I started out in Miss Jessica’s 7:30 p.m. class for beginners, but after two years I’ve moved up with the big kids. Also in the class are my love Dawn, as well as — pardon my attempts at spelling names — Finnette, Renee, Ada, Jill, Jessica, Ayanna, and Pat. Last night we were also joined by Susan and someone else who’s name Dawn told me and I’ve forgotten, but they’re not doing the recital piece with us. And Renee was missing last night. And Shirley is sometimes there, but I’m not certain what her status is regarding the recital.

We’re doing a somewhat modern piece for the recital.

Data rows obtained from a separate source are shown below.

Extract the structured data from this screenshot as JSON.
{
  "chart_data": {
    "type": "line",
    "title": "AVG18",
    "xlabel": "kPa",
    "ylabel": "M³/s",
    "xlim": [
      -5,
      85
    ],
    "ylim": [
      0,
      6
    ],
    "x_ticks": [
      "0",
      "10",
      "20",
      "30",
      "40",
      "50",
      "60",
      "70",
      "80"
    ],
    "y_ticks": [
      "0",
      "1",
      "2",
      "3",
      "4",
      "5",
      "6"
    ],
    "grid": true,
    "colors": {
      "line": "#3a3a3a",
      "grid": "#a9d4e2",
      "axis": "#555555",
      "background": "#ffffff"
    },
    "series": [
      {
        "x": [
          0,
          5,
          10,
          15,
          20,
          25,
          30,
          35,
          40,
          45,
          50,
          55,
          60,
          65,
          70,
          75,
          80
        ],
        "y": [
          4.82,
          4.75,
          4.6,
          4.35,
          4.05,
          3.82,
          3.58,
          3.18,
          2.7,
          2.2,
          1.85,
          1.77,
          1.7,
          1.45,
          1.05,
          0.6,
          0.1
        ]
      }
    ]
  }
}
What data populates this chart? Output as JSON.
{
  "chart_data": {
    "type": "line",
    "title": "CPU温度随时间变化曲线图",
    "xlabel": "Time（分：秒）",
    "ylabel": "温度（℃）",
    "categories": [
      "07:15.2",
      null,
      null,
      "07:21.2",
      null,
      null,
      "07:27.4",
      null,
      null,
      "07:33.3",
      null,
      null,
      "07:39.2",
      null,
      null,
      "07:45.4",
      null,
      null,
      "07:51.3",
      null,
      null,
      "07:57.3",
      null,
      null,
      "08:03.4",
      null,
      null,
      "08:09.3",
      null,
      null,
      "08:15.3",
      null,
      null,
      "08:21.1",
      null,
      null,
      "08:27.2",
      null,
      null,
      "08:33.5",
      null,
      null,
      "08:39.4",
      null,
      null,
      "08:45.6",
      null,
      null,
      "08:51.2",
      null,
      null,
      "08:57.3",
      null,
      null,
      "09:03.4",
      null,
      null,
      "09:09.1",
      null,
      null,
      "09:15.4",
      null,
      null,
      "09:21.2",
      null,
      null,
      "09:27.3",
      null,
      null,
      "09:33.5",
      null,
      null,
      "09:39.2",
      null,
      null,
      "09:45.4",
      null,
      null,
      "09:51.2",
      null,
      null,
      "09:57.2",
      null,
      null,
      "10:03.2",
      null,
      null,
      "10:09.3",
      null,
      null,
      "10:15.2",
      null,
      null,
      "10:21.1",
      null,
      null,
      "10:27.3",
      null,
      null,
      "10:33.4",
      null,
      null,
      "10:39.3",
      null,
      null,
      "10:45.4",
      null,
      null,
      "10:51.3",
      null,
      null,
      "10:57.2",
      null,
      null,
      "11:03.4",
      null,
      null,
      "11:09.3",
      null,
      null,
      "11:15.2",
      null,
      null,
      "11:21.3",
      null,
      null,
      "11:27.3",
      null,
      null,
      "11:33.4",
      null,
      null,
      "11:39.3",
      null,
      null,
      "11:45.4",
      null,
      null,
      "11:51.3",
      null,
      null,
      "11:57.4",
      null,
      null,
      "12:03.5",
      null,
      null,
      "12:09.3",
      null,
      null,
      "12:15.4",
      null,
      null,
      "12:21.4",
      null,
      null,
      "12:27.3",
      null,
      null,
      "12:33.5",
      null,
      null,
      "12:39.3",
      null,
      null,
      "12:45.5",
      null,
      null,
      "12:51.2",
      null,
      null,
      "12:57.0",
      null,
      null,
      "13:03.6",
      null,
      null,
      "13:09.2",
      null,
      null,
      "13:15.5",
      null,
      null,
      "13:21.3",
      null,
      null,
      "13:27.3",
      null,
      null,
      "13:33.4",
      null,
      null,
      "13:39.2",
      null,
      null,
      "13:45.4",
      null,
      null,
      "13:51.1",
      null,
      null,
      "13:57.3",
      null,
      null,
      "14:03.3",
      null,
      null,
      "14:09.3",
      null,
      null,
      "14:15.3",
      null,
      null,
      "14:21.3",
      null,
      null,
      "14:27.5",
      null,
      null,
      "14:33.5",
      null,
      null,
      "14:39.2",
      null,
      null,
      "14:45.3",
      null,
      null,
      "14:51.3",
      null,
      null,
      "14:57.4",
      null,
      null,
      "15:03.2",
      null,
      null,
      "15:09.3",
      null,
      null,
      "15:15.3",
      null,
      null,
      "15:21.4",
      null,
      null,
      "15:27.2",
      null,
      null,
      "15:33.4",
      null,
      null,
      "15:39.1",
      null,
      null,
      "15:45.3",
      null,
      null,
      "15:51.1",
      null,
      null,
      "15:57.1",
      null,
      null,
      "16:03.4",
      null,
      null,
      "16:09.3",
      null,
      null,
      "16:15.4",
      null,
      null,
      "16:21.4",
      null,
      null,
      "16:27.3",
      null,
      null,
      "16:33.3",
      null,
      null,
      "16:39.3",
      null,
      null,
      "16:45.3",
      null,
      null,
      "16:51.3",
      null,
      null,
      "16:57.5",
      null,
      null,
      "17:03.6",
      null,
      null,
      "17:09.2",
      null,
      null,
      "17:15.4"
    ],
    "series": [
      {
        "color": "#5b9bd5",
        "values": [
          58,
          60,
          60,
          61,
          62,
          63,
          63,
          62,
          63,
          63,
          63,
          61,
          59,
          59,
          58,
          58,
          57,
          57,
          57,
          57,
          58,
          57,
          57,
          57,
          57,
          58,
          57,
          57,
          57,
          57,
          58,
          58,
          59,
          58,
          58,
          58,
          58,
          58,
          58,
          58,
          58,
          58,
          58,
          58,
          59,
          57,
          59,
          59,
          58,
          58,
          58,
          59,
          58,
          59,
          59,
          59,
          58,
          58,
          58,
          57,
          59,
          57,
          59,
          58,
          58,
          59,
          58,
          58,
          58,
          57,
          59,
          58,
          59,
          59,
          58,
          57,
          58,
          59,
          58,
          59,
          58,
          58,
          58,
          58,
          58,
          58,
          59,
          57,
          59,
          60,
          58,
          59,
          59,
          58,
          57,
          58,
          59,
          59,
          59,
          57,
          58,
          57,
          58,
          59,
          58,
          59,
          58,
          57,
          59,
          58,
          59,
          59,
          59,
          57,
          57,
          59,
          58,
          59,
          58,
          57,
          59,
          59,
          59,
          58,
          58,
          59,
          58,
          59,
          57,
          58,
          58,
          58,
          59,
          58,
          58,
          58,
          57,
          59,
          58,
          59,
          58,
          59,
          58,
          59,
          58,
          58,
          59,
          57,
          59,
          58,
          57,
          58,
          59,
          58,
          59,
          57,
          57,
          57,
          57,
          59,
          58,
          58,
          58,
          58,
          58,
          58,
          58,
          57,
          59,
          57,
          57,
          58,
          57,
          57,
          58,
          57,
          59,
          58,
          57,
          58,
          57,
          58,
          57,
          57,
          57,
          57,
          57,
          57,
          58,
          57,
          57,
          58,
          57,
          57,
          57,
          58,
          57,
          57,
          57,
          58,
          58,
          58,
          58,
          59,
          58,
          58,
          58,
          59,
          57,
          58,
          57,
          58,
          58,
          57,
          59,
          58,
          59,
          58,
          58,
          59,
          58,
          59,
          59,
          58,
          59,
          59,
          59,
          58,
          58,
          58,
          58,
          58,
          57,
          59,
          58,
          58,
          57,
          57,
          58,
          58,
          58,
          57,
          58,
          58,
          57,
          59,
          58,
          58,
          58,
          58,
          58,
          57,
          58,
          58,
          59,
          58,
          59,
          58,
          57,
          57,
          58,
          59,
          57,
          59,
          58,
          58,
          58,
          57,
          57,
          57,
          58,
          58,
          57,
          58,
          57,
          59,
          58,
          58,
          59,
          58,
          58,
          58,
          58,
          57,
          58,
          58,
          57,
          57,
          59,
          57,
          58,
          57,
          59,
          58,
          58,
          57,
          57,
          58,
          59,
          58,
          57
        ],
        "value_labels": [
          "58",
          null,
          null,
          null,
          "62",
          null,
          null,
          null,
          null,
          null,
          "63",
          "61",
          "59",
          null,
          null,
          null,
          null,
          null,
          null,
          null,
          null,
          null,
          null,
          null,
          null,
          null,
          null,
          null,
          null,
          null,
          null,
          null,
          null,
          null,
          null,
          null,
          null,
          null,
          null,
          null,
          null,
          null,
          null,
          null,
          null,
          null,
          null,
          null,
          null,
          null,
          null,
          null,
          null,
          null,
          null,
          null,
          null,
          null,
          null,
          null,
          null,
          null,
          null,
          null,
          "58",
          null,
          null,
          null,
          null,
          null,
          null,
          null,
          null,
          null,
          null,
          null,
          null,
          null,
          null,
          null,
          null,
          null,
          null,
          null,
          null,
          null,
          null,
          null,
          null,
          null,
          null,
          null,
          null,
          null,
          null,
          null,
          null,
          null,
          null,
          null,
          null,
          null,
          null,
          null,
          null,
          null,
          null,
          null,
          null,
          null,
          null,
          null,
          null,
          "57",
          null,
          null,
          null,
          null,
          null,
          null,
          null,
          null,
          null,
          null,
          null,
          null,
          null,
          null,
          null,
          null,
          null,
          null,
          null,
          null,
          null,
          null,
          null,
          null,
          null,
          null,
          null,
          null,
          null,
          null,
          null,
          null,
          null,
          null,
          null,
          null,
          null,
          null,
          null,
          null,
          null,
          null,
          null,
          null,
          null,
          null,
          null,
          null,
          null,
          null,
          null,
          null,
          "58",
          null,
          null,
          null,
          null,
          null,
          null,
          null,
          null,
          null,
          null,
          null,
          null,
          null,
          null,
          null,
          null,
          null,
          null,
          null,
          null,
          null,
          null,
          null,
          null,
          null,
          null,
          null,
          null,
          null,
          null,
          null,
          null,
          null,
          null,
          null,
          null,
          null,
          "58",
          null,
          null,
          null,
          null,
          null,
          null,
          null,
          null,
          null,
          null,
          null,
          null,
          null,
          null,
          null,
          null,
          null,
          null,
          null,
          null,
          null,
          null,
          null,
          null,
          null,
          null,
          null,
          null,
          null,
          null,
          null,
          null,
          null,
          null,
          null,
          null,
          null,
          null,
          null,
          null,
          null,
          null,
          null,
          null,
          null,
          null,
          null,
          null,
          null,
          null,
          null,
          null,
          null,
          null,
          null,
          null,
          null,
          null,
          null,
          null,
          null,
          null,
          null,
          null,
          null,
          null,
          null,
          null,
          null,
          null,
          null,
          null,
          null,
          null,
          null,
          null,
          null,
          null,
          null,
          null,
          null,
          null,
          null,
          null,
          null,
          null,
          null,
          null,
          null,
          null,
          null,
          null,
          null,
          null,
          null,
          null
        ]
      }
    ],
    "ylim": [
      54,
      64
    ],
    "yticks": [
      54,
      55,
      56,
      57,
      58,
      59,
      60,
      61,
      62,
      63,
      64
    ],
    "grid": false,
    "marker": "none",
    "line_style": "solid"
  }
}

It’s set to a pretty cool tune, called “My Guru.” Jessica found it on the soundtrack to the Jack Johnson movie Thicker than Water. It seems, though, that Jack Johnson himself found it on a soundtrack called Bombay The Hard Way: Guns, Cars And Sitars. That soundtrack is itself a compilation of songs from many other soundtracks, with snippets of dialog added, and then all of that remixed and mashed up by Dan the Automator. The original music is credited to the legendary Bollywood team, the Shah brothers, Kalyanji and Anandji. But there’s no telling at this point what the underlying song is, where it’s from originally, or who’s speaking from what movie the dialog bit at the beginning of the track, “I’m sorry, my good friend. Let me learn it properly from my guru. Then I will teach you.” Blame Dan the Automator, I guess.

The choreography goes well with the music, in that it blends old and new, traditional and modern. There’s this one point where my group does this swivel hip thing that I’m still trying to get comfortable with, but otherwise it’s all cool fun moves. I’m still trying to learn the basic steps, when I’m supposed to be stepping where, and then I’ll be able to stop running into the other dancers.